Eco Wise

A Warning About Plastics

Sunday, July 22, 2007

Phthalates. It's a word tricky to pronounce (THAL-ates) and even harder to spell, but it's a big buzzword among the eco-conscious set. Phthalates are a group of chemical compounds used to make plastics such as vinyl and PVC more flexible. They're what you smell when you get a new car, pool float or shower curtain; many common items -- shampoo, "pleather" shoes, vinyl blinds, medical tubing -- contain them.

Yet despite their prevalence in everyday products, they're potentially scary stuff. Several reports have linked phthalates to reproductive harm and hormonal changes in laboratory animals; a widely cited 2005 study led by a team from the University of Rochester in New York found a link between pregnant women's exposure to the chemicals and developmental problems in boys' reproductive systems. Six types of phthalates have been banned or restricted in the European Union for use in children's toys. However, the Environmental Protection Agency lists only one as a probable human carcinogen, and the plastics industry has its own Web site arguing for the safety of phthalates, http://www.phthalates.org.

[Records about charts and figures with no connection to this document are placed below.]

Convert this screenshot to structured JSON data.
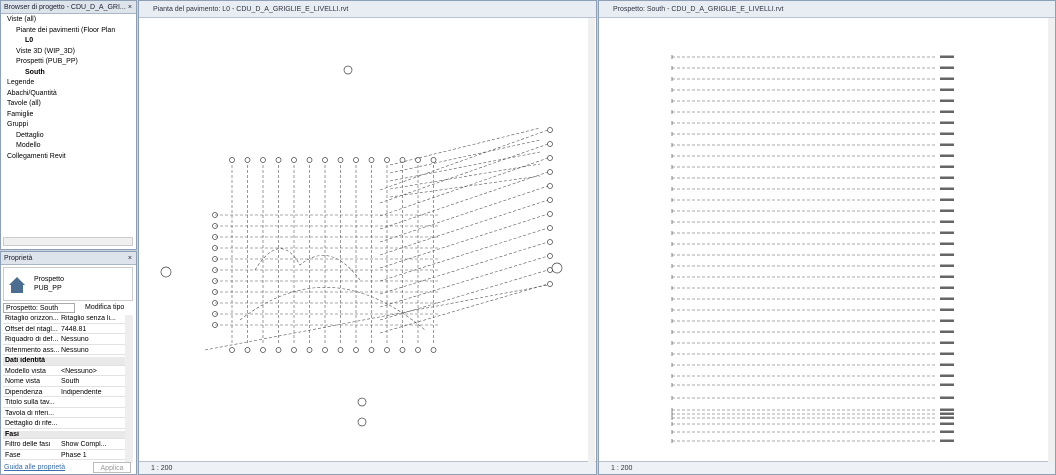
{
  "browser": {
    "title": "Browser di progetto - CDU_D_A_GRI...",
    "close": "×",
    "items": [
      {
        "label": "Viste (all)",
        "level": 0
      },
      {
        "label": "Piante dei pavimenti (Floor Plan",
        "level": 1
      },
      {
        "label": "L0",
        "level": 2
      },
      {
        "label": "Viste 3D (WIP_3D)",
        "level": 1
      },
      {
        "label": "Prospetti (PUB_PP)",
        "level": 1
      },
      {
        "label": "South",
        "level": 2
      },
      {
        "label": "Legende",
        "level": 0
      },
      {
        "label": "Abachi/Quantità",
        "level": 0
      },
      {
        "label": "Tavole (all)",
        "level": 0
      },
      {
        "label": "Famiglie",
        "level": 0
      },
      {
        "label": "Gruppi",
        "level": 0
      },
      {
        "label": "Dettaglio",
        "level": 1
      },
      {
        "label": "Modello",
        "level": 1
      },
      {
        "label": "Collegamenti Revit",
        "level": 0
      }
    ]
  },
  "properties": {
    "title": "Proprietà",
    "close": "×",
    "family": "Prospetto",
    "type": "PUB_PP",
    "selector": "Prospetto: South",
    "edit_type": "Modifica tipo",
    "rows": [
      {
        "name": "Ritaglio orizzon...",
        "value": "Ritaglio senza li..."
      },
      {
        "name": "Offset del ritagl...",
        "value": "7448.81"
      },
      {
        "name": "Riquadro di def...",
        "value": "Nessuno"
      },
      {
        "name": "Riferimento ass...",
        "value": "Nessuno"
      },
      {
        "section": "Dati identità"
      },
      {
        "name": "Modello vista",
        "value": "<Nessuno>"
      },
      {
        "name": "Nome vista",
        "value": "South"
      },
      {
        "name": "Dipendenza",
        "value": "Indipendente"
      },
      {
        "name": "Titolo sulla tav..."
      },
      {
        "name": "Tavola di riferi..."
      },
      {
        "name": "Dettaglio di rife..."
      },
      {
        "section": "Fasi"
      },
      {
        "name": "Filtro delle fasi",
        "value": "Show Compl..."
      },
      {
        "name": "Fase",
        "value": "Phase 1"
      }
    ],
    "help": "Guida alle proprietà",
    "apply": "Applica"
  },
  "views": [
    {
      "title": "Pianta del pavimento: L0 - CDU_D_A_GRIGLIE_E_LIVELLI.rvt",
      "scale": "1 : 200"
    },
    {
      "title": "Prospetto: South - CDU_D_A_GRIGLIE_E_LIVELLI.rvt",
      "scale": "1 : 200"
    }
  ]
}
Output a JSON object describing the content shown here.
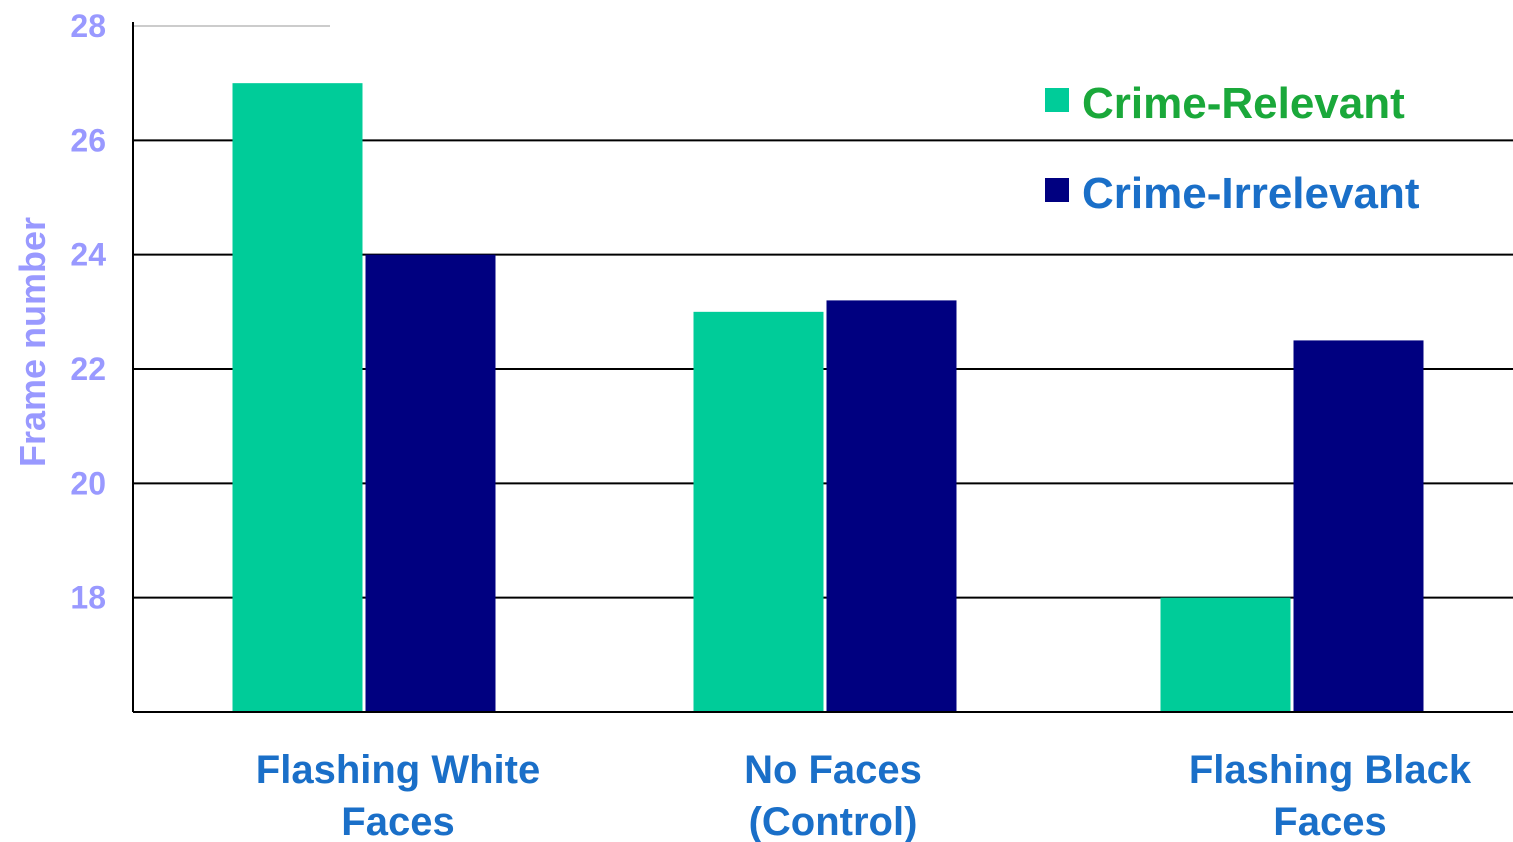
{
  "chart_data": {
    "type": "bar",
    "ylabel": "Frame number",
    "ylim": [
      16,
      28
    ],
    "yticks": [
      18,
      20,
      22,
      24,
      26,
      28
    ],
    "grid": true,
    "legend_position": "top-right",
    "categories": [
      [
        "Flashing White",
        "Faces"
      ],
      [
        "No Faces",
        "(Control)"
      ],
      [
        "Flashing Black",
        "Faces"
      ]
    ],
    "series": [
      {
        "name": "Crime-Relevant",
        "values": [
          27.0,
          23.0,
          18.0
        ],
        "color": "#00cc99",
        "label_color": "#1aa83a"
      },
      {
        "name": "Crime-Irrelevant",
        "values": [
          24.0,
          23.2,
          22.5
        ],
        "color": "#000080",
        "label_color": "#1a6fc8"
      }
    ],
    "colors": {
      "axis_text": "#9999ff",
      "category_text": "#1a6fc8",
      "gridline": "#000000"
    }
  }
}
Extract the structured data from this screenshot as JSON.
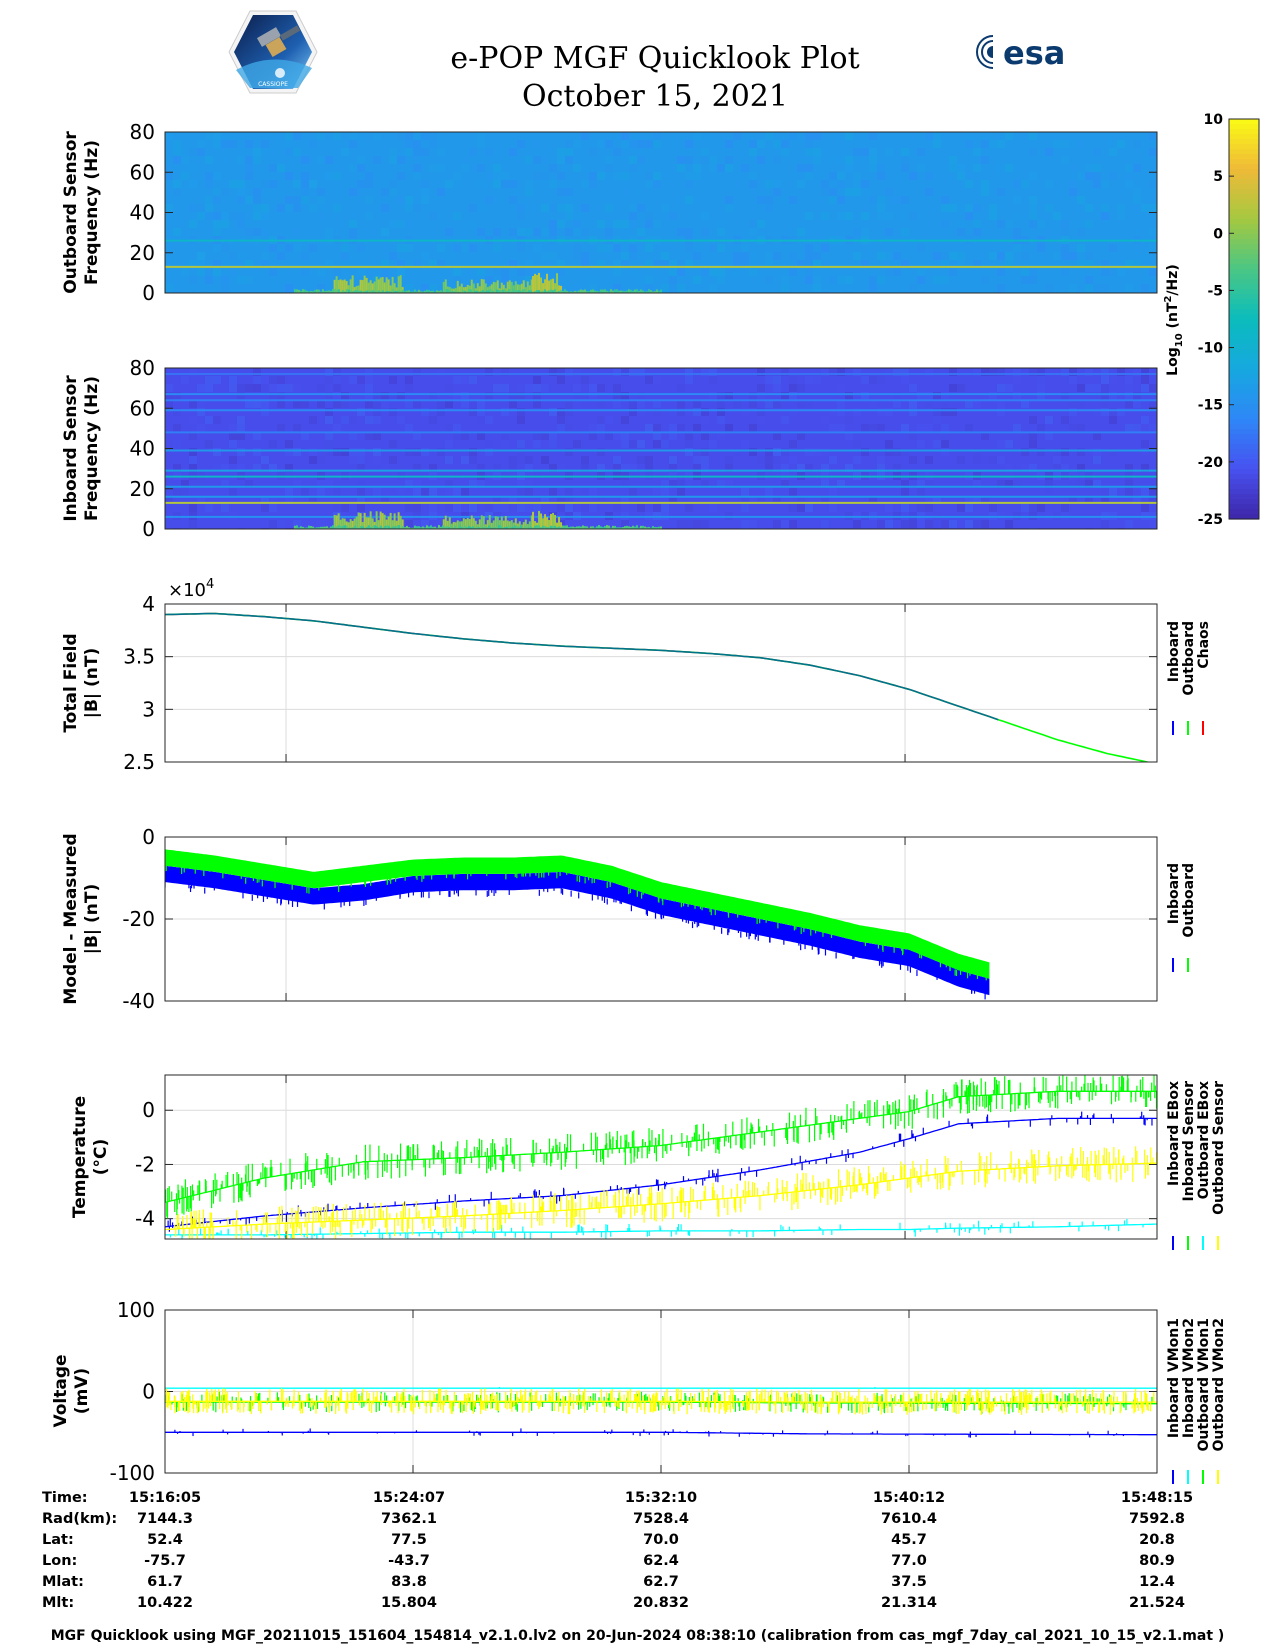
{
  "header": {
    "title": "e-POP MGF Quicklook Plot",
    "date": "October 15, 2021",
    "left_logo_text": "CASSIOPE",
    "right_logo_text": "esa"
  },
  "chart_data": [
    {
      "id": "outboard-spectrogram",
      "type": "heatmap",
      "ylabel": [
        "Outboard Sensor",
        "Frequency (Hz)"
      ],
      "ylim": [
        0,
        80
      ],
      "yticks": [
        0,
        20,
        40,
        60,
        80
      ],
      "background_log_psd": -14,
      "horizontal_lines_hz": [
        {
          "f": 26,
          "level": -9
        },
        {
          "f": 13,
          "level": 2
        }
      ],
      "activity_bursts": [
        {
          "t_start": 0.17,
          "t_end": 0.24,
          "max_hz": 9,
          "level": 2
        },
        {
          "t_start": 0.28,
          "t_end": 0.37,
          "max_hz": 7,
          "level": 1
        },
        {
          "t_start": 0.37,
          "t_end": 0.4,
          "max_hz": 10,
          "level": 3
        },
        {
          "t_start": 0.13,
          "t_end": 0.5,
          "max_hz": 2,
          "level": -2
        }
      ]
    },
    {
      "id": "inboard-spectrogram",
      "type": "heatmap",
      "ylabel": [
        "Inboard Sensor",
        "Frequency (Hz)"
      ],
      "ylim": [
        0,
        80
      ],
      "yticks": [
        0,
        20,
        40,
        60,
        80
      ],
      "background_log_psd": -21,
      "horizontal_lines_hz": [
        {
          "f": 77,
          "level": -18
        },
        {
          "f": 67,
          "level": -16
        },
        {
          "f": 64,
          "level": -17
        },
        {
          "f": 59,
          "level": -16
        },
        {
          "f": 48,
          "level": -17
        },
        {
          "f": 39,
          "level": -14
        },
        {
          "f": 29,
          "level": -13
        },
        {
          "f": 26,
          "level": -9
        },
        {
          "f": 21,
          "level": -14
        },
        {
          "f": 16,
          "level": -14
        },
        {
          "f": 13,
          "level": 2
        },
        {
          "f": 6,
          "level": -15
        }
      ],
      "activity_bursts": [
        {
          "t_start": 0.17,
          "t_end": 0.24,
          "max_hz": 9,
          "level": 2
        },
        {
          "t_start": 0.28,
          "t_end": 0.37,
          "max_hz": 7,
          "level": 1
        },
        {
          "t_start": 0.37,
          "t_end": 0.4,
          "max_hz": 10,
          "level": 3
        },
        {
          "t_start": 0.13,
          "t_end": 0.5,
          "max_hz": 2,
          "level": -2
        }
      ]
    },
    {
      "id": "colorbar",
      "type": "heatmap",
      "label": "Log10 (nT2/Hz)",
      "label_parts": {
        "base": "Log",
        "sub": "10",
        "open": " (nT",
        "sup": "2",
        "close": "/Hz)"
      },
      "range": [
        -25,
        10
      ],
      "ticks": [
        10,
        5,
        0,
        -5,
        -10,
        -15,
        -20,
        -25
      ],
      "colormap": [
        "#3e26a8",
        "#4751f0",
        "#2e87f7",
        "#17a8e0",
        "#0bbcbc",
        "#4bc784",
        "#a5c840",
        "#efba38",
        "#f9fb15"
      ]
    },
    {
      "id": "total-field",
      "type": "line",
      "ylabel": [
        "Total Field",
        "|B| (nT)"
      ],
      "ylim": [
        25000,
        40000
      ],
      "yticks": [
        25000,
        30000,
        35000,
        40000
      ],
      "ytick_labels": [
        "2.5",
        "3",
        "3.5",
        "4"
      ],
      "exponent_label": "×10",
      "exponent_power": "4",
      "x": [
        0,
        0.05,
        0.1,
        0.15,
        0.2,
        0.25,
        0.3,
        0.35,
        0.4,
        0.45,
        0.5,
        0.55,
        0.6,
        0.65,
        0.7,
        0.75,
        0.8,
        0.85,
        0.9,
        0.95,
        1.0
      ],
      "series": [
        {
          "name": "Inboard",
          "color": "#0000ff",
          "visible_until": 0.84,
          "values": [
            39000,
            39100,
            38800,
            38400,
            37800,
            37200,
            36700,
            36300,
            36000,
            35800,
            35600,
            35300,
            34900,
            34200,
            33200,
            31900,
            30300,
            28700,
            27100,
            25800,
            24800
          ]
        },
        {
          "name": "Outboard",
          "color": "#00ff00",
          "visible_until": 1.0,
          "values": [
            39000,
            39100,
            38800,
            38400,
            37800,
            37200,
            36700,
            36300,
            36000,
            35800,
            35600,
            35300,
            34900,
            34200,
            33200,
            31900,
            30300,
            28700,
            27100,
            25800,
            24800
          ]
        },
        {
          "name": "Chaos",
          "color": "#ff0000",
          "visible_until": 0.84,
          "values": [
            39000,
            39100,
            38800,
            38400,
            37800,
            37200,
            36700,
            36300,
            36000,
            35800,
            35600,
            35300,
            34900,
            34200,
            33200,
            31900,
            30300,
            28700,
            27100,
            25800,
            24800
          ]
        }
      ]
    },
    {
      "id": "model-minus-measured",
      "type": "line",
      "ylabel": [
        "Model - Measured",
        "|B| (nT)"
      ],
      "ylim": [
        -40,
        0
      ],
      "yticks": [
        -40,
        -20,
        0
      ],
      "ytick_labels": [
        "-40",
        "-20",
        "0"
      ],
      "x": [
        0,
        0.05,
        0.1,
        0.15,
        0.2,
        0.25,
        0.3,
        0.35,
        0.4,
        0.45,
        0.5,
        0.55,
        0.6,
        0.65,
        0.7,
        0.75,
        0.8,
        0.83
      ],
      "series": [
        {
          "name": "Inboard",
          "color": "#0000ff",
          "band": 3.5,
          "values": [
            -9,
            -10.5,
            -12.5,
            -14.5,
            -13.5,
            -11.5,
            -11,
            -11,
            -10.5,
            -13,
            -17,
            -19.5,
            -22,
            -24.5,
            -27.5,
            -29.5,
            -34.5,
            -36.5
          ]
        },
        {
          "name": "Outboard",
          "color": "#00ff00",
          "band": 3.5,
          "values": [
            -5,
            -6.5,
            -8.5,
            -10.5,
            -9,
            -7.5,
            -7,
            -7,
            -6.5,
            -9,
            -13,
            -15.5,
            -18,
            -20.5,
            -23.5,
            -25.5,
            -30.5,
            -32.5
          ]
        }
      ]
    },
    {
      "id": "temperature",
      "type": "line",
      "ylabel": [
        "Temperature",
        "(°C)"
      ],
      "ylim": [
        -4.75,
        1.3
      ],
      "yticks": [
        -4,
        -2,
        0
      ],
      "ytick_labels": [
        "-4",
        "-2",
        "0"
      ],
      "x": [
        0,
        0.1,
        0.2,
        0.3,
        0.4,
        0.5,
        0.6,
        0.7,
        0.75,
        0.8,
        0.9,
        1.0
      ],
      "series": [
        {
          "name": "Inboard EBox",
          "color": "#0000ff",
          "values": [
            -4.3,
            -3.9,
            -3.6,
            -3.35,
            -3.15,
            -2.75,
            -2.2,
            -1.55,
            -1.05,
            -0.5,
            -0.3,
            -0.3
          ]
        },
        {
          "name": "Inboard Sensor",
          "color": "#00ff00",
          "values": [
            -3.4,
            -2.5,
            -1.9,
            -1.75,
            -1.55,
            -1.3,
            -0.8,
            -0.3,
            -0.05,
            0.5,
            0.7,
            0.7
          ]
        },
        {
          "name": "Outboard EBox",
          "color": "#00ffff",
          "values": [
            -4.6,
            -4.6,
            -4.55,
            -4.5,
            -4.5,
            -4.45,
            -4.45,
            -4.4,
            -4.4,
            -4.35,
            -4.3,
            -4.2
          ]
        },
        {
          "name": "Outboard Sensor",
          "color": "#ffff00",
          "values": [
            -4.4,
            -4.2,
            -4.05,
            -3.9,
            -3.7,
            -3.45,
            -3.15,
            -2.75,
            -2.5,
            -2.25,
            -2.05,
            -1.95
          ]
        }
      ]
    },
    {
      "id": "voltage",
      "type": "line",
      "ylabel": [
        "Voltage",
        "(mV)"
      ],
      "ylim": [
        -100,
        100
      ],
      "yticks": [
        -100,
        0,
        100
      ],
      "ytick_labels": [
        "-100",
        "0",
        "100"
      ],
      "x": [
        0,
        0.5,
        0.65,
        1.0
      ],
      "series": [
        {
          "name": "Inboard VMon1",
          "color": "#0000ff",
          "values": [
            -50,
            -50,
            -52,
            -53
          ]
        },
        {
          "name": "Inboard VMon2",
          "color": "#00ffff",
          "values": [
            4,
            4,
            4,
            4
          ]
        },
        {
          "name": "Outboard VMon1",
          "color": "#00ff00",
          "values": [
            -13,
            -13,
            -14,
            -15
          ]
        },
        {
          "name": "Outboard VMon2",
          "color": "#ffff00",
          "values": [
            -12,
            -12,
            -13,
            -13
          ]
        }
      ]
    }
  ],
  "ephemeris": {
    "labels": [
      "Time:",
      "Rad(km):",
      "Lat:",
      "Lon:",
      "Mlat:",
      "Mlt:"
    ],
    "columns": [
      [
        "15:16:05",
        "7144.3",
        "52.4",
        "-75.7",
        "61.7",
        "10.422"
      ],
      [
        "15:24:07",
        "7362.1",
        "77.5",
        "-43.7",
        "83.8",
        "15.804"
      ],
      [
        "15:32:10",
        "7528.4",
        "70.0",
        "62.4",
        "62.7",
        "20.832"
      ],
      [
        "15:40:12",
        "7610.4",
        "45.7",
        "77.0",
        "37.5",
        "21.314"
      ],
      [
        "15:48:15",
        "7592.8",
        "20.8",
        "80.9",
        "12.4",
        "21.524"
      ]
    ]
  },
  "footer": "MGF Quicklook using MGF_20211015_151604_154814_v2.1.0.lv2 on 20-Jun-2024 08:38:10 (calibration from cas_mgf_7day_cal_2021_10_15_v2.1.mat )"
}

Exposure to phthalates seems impossible to escape in industrial society; in 1999, the Food and Drug Administration found traces of the chemicals in the blood of all 1,000 volunteers in a nationwide study. Though a small amount of exposure might not harm you, Shanna Swan, the leader of the Rochester study, advises caution. In an e-mail, she wrote: "I would certainly try to avoid anything that smelled like new PVC (the new shower curtain smell), and I would (and have) advise my kids to do the same, particularly when pregnant or considering pregnancy."

To reduce your phthalate exposure, look for children's toys labeled "PVC free," swap your vinyl shower curtain for a cloth one, switch plastic wrap for wax paper and buy natural cosmetics. More tips: Microwave food in glass or ceramic containers instead of plastic, and avoid buying vinyl blinds, flooring or wallpaper.